How to Spot Fake Google Chrome Alerts

The fake Google Chrome alerts are convincing, but there are a few ways you can try and spot them:

• Suspicious Requests: If an alert window makes an unusual request, like running a PowerShell script or installing a root certificate, it’s a clear sign of an infection. For example, Proofpoint observed attacks where users were tricked into copying and pasting malicious scripts into PowerShell, resulting in malware installation.
• Unexpected Pop-Ups: Genuine Google Chrome alerts don’t appear out of the blue. So, be wary of sudden Chrome pop-ups, especially those urging immediate action.
• Grammar and Spelling Mistakes: Fake alerts often contain grammatical errors, which are rare in legitimate notifications. However, the advent of generative AI does mean spelling and grammatical errors in malware are decreasing.
• Unfamiliar URLs: Fake Chrome alerts usually contain strange and unfamiliar URLs. And in most cases, the URL is insecure, which means it uses HTTP instead of HTTPS.
• Too Good to Be True Offers: Suspicious Chrome alerts may often claim to offer free software, such as malware removal tools.
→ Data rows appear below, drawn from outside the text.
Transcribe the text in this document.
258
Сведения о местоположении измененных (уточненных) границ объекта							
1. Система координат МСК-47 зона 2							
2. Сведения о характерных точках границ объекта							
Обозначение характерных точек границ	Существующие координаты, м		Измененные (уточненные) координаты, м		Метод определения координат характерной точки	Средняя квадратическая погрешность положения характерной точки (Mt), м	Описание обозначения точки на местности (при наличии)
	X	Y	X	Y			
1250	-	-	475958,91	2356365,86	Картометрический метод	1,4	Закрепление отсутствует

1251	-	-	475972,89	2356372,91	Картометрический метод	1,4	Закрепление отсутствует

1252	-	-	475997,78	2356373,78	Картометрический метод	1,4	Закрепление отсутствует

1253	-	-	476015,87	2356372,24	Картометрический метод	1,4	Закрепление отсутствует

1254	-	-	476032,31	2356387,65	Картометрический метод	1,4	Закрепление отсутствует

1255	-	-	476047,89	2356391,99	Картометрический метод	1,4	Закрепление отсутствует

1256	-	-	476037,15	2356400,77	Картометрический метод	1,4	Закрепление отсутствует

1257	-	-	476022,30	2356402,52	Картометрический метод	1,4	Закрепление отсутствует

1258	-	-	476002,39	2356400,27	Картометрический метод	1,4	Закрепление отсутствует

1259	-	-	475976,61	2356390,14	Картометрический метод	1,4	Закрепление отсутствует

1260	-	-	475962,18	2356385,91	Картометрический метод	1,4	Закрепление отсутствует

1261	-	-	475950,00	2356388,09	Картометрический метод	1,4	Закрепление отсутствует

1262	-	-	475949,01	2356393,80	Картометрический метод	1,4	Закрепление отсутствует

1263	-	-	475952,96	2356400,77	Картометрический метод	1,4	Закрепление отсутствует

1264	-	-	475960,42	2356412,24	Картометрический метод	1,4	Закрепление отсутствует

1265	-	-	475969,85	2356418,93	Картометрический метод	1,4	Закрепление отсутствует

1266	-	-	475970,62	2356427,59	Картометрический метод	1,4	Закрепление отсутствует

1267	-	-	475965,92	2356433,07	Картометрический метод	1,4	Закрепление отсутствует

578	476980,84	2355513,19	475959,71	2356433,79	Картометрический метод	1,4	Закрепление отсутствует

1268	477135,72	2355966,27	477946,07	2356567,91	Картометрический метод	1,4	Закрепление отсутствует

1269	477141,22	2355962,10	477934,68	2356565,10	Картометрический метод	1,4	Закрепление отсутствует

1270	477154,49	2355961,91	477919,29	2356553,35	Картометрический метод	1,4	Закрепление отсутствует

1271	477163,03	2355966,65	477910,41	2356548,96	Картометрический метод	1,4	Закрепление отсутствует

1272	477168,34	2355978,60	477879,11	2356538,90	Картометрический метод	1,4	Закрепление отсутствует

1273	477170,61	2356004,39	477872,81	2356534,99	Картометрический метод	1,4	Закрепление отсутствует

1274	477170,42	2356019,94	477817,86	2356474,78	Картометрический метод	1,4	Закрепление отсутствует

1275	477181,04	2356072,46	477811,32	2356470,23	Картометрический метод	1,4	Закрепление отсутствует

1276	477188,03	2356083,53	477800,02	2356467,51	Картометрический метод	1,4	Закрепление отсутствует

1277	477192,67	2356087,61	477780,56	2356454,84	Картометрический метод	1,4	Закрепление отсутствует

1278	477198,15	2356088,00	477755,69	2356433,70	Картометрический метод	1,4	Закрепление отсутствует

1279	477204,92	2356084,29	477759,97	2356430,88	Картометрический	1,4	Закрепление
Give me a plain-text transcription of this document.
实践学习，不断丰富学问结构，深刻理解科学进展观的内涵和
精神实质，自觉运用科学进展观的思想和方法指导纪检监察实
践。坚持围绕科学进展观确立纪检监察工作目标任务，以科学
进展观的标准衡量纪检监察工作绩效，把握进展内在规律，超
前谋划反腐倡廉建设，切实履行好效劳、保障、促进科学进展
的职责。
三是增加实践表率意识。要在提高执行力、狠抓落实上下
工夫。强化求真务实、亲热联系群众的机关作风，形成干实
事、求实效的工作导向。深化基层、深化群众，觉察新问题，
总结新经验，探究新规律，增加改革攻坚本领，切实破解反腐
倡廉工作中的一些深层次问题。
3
Spotting a fake Google Chrome alert is surprisingly similar to spotting a phishing website and often results in the same issues!

How to Protect Yourself From Fake Google Chrome Alerts

You can also be proactive in your defense against fake Google Chrome alerts and other types of phishing and malware by taking the following steps:

• Avoid Scare Tactics: Fake alerts often use urgent language and scare tactics to prompt immediate action. So, always take a moment to evaluate the alert before responding.
• Cross-Check With Google: Search for the alert message online to see if it has been reported as legitimate. If you can’t find it anywhere online, that’s another red flag.
• Use Browser Security Features: Enable browser security features, such as enhanced safe browsing mode, to help protect against malicious sites and downloads.
• Avoid Clicking on Suspicious Attachments: Be cautious with links and attachments contained in suspicious Chrome alerts. These can often lead to malicious websites or trigger the download of harmful software.
• Keep Software Updated: Regularly update your browser and other software to ensure you have the latest security patches.

It’s not always easy to spot a malicious Chrome alert (or any other alert for that matter). They’re designed to be as real as possible. Otherwise, they wouldn’t work. But by taking a moment to double-check any alerts, you could save yourself heaps of pain down the line.